Ghosts Next Door

Ghosts Next Door
by Lopaka Kapanui

Sep 1, 2022

Dress 2022

 A speculative rumor said that the simple peasant dress belonged to a princess.

Which Princess it might have been was never specified, but the dress was found on a mannequin covered by a sheet in the very back of the museum. Fortunately, the space was temperature controlled, so the peasant dress appeared almost brand new. A tag was tied to a small loop beneath the neckline, which read, "Kamali'iwahine Ka..." Beyond that, the rest of the letters faded out. Nevertheless, the curator felt an affinity for the dress as if it were a long-lost friend. Strange that there could be such a feeling for an inanimate object, but it was so strong that the curator decided to pull up a chair, remove her laptop, and finish the rest of her work in the basement. She felt comfortable in the basement as if it were always her home. Most of the day passed until, finally, people in the museum began to inquire as to the location of the curator and where she might have gone. They searched the whole museum, even the basement. That is until the security detail was on a short break and retired to the garden. Then, finally, at the bottom of the sloping grass hill, they saw her sitting on a large lauhala mat with a book in her hands and the peasant dress on her body. Her usual mode of dress was a business suit which always gave people the impression that she was stuffy and unapproachable. Yet, there she sat, her hair let down and completely relaxed. Finally, the security detail returned with the museum's executive director, and they carefully descended the hill until the three stood over the curator. 

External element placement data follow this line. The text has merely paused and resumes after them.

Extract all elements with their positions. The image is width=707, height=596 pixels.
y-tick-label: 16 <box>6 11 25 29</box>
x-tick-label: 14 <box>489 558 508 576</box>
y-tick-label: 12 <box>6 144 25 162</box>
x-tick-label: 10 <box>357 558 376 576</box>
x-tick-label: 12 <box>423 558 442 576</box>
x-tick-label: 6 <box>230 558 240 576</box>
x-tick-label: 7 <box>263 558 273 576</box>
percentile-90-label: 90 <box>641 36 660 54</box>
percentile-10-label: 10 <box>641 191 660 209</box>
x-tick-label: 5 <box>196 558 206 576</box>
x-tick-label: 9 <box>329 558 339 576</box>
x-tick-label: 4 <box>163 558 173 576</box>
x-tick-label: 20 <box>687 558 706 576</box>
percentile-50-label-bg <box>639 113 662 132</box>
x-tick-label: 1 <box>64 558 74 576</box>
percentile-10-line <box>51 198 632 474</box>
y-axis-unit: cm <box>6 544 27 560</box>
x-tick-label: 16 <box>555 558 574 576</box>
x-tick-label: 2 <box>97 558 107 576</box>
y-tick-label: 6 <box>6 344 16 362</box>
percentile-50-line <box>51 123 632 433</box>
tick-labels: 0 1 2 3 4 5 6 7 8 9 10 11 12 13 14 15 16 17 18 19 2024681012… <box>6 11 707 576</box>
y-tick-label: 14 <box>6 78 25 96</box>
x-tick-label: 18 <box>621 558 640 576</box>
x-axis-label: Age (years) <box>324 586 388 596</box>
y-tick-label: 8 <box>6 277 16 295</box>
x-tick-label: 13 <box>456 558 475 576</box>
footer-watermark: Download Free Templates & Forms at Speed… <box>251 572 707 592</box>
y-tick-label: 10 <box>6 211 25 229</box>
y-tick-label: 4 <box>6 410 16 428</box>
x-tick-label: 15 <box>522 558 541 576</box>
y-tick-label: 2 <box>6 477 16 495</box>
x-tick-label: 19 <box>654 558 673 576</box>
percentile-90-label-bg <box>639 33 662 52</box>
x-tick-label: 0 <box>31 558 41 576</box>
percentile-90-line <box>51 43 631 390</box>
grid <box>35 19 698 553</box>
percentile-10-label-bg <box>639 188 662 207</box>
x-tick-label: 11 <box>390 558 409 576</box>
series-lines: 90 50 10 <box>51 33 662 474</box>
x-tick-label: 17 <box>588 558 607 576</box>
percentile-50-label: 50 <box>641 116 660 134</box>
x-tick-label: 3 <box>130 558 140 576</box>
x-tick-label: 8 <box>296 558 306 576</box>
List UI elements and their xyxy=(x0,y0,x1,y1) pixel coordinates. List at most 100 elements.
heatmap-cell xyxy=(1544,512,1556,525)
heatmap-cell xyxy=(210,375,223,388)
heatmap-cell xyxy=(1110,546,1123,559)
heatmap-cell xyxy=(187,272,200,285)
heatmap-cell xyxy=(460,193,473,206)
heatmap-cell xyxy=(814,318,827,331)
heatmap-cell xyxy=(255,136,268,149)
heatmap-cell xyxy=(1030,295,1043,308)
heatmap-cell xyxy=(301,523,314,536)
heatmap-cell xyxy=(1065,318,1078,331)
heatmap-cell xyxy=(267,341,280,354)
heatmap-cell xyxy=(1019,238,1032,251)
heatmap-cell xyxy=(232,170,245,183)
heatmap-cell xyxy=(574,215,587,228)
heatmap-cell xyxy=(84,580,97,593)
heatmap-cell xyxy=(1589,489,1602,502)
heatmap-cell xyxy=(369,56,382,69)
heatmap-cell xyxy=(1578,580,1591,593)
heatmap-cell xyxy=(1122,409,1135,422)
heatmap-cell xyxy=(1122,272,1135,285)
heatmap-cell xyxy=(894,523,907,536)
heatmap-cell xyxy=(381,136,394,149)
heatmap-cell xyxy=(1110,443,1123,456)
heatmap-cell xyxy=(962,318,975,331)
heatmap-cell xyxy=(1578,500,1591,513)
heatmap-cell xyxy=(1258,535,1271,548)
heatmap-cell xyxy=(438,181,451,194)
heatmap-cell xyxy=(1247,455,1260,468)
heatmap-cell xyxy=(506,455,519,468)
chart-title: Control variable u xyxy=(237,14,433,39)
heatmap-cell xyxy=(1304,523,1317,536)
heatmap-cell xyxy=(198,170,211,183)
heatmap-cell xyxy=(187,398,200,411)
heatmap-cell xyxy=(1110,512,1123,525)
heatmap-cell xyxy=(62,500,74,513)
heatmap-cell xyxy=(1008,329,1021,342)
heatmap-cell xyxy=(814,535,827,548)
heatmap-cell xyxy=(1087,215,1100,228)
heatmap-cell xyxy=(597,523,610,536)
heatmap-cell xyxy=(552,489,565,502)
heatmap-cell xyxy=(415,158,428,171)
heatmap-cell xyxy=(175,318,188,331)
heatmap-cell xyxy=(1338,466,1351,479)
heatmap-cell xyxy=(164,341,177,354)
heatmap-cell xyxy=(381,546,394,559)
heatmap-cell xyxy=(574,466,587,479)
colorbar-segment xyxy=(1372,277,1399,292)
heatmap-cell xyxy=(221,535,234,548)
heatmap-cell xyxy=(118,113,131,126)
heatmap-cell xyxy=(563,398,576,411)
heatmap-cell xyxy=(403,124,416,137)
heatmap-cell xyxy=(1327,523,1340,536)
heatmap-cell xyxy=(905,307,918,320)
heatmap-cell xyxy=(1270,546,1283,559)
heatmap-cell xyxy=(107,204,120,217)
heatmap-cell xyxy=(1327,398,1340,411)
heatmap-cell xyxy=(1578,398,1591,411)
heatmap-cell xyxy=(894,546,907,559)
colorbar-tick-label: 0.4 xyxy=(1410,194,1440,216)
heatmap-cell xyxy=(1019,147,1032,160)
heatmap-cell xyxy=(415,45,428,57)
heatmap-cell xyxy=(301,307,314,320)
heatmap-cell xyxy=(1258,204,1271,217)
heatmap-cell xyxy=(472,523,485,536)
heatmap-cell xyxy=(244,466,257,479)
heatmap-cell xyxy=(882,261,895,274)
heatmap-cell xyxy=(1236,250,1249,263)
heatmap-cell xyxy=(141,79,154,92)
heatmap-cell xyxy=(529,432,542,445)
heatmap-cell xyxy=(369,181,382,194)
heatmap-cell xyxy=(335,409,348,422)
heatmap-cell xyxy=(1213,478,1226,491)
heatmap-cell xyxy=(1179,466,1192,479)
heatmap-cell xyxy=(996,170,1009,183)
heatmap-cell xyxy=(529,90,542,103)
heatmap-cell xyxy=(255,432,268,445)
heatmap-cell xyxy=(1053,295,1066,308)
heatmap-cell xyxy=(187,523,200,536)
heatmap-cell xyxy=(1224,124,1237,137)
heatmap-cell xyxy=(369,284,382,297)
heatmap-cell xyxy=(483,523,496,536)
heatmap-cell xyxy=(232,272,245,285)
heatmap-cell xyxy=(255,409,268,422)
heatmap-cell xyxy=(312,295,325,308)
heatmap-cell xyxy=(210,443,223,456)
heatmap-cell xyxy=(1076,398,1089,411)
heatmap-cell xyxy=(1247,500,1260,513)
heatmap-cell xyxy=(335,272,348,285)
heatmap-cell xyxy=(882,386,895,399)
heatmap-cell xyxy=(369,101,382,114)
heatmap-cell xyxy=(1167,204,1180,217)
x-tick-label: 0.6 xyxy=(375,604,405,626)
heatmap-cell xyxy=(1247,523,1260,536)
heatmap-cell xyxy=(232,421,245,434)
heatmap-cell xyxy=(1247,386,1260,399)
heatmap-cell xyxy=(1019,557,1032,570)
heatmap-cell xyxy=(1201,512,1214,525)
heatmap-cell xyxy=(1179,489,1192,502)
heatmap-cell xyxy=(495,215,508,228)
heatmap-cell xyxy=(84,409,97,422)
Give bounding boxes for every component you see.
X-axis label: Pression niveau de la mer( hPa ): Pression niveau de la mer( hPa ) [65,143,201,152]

"Sharlene," the director said. "Have you been here the whole time? Everyone's been looking for you,"

"Yes," Sharlene confirmed. She patted the lauhala mat and looked up at the director and the security detail. "Come, sit down, you folks."

"Sharlene, we don't have time for this," the director sighed with impatience. "The Peabody people are here, and you're scheduled to give them a personal tour."

"Ah, you do it, Courtney," Sharlene replied. "You're much more personable than I am."

"Only you know the specifics of everything that's here, so c'mon, we have to get back," Courtney held her hand out to Sharlene to help her stand up so they could all leave.

"Meh, I don't want to," she shook her head. "That museum is an abomination. It belonged to a royal family, and instead of preserving it as it used to be, we barged in and made a mockery of their lives and ancestry. So this narrative of Western society saving the ancient Hawaiians from savagery is ridiculous! We're the savages; we've been the savages all along, not them."

It was clear to Courtney that something was terribly wrong. She'd been pushing Sharlene much too hard, and now, she's had a mental breakdown. Courtney instructed the security detail to remain with Sharlene and even sit on the mat with her while Courtney went back to her office to make a phone call. A short time later, Courtney returned with the police in tow. She intended to have Sharlene clear out her desk and locker while security and HPD watched. However, the scene she came upon when she returned to the bottom of the sloping hill confounded her. Charlene was sitting on the lauhala mat, surrounded by the security detail, dressed in wing-tip collared tuxedos. Their hair was slicked back, and they were all sipping from glasses filled with champagne. There was a strange buzz and crackling sound around Sharlene and the security detail. As the sound increased, the curator and the four security guards lost their color until they were completely black and white. Then, they disappeared.

Whatever the buzzing and crackling sound was, it left Courtney and the HPD officers sick and nauseous. Soon they fell to their knees, throwing up on the grass. When it was over and their heads cleared, they commiserated about how they would explain what just happened. That report was going to take a long time to put together. Otherwise, they would not say a word about it and act as if nothing had happened. It was never found out which Princess the peasant dress belonged to; whoever it was must have had a considerable amount of mana to transport a small group of people back in time.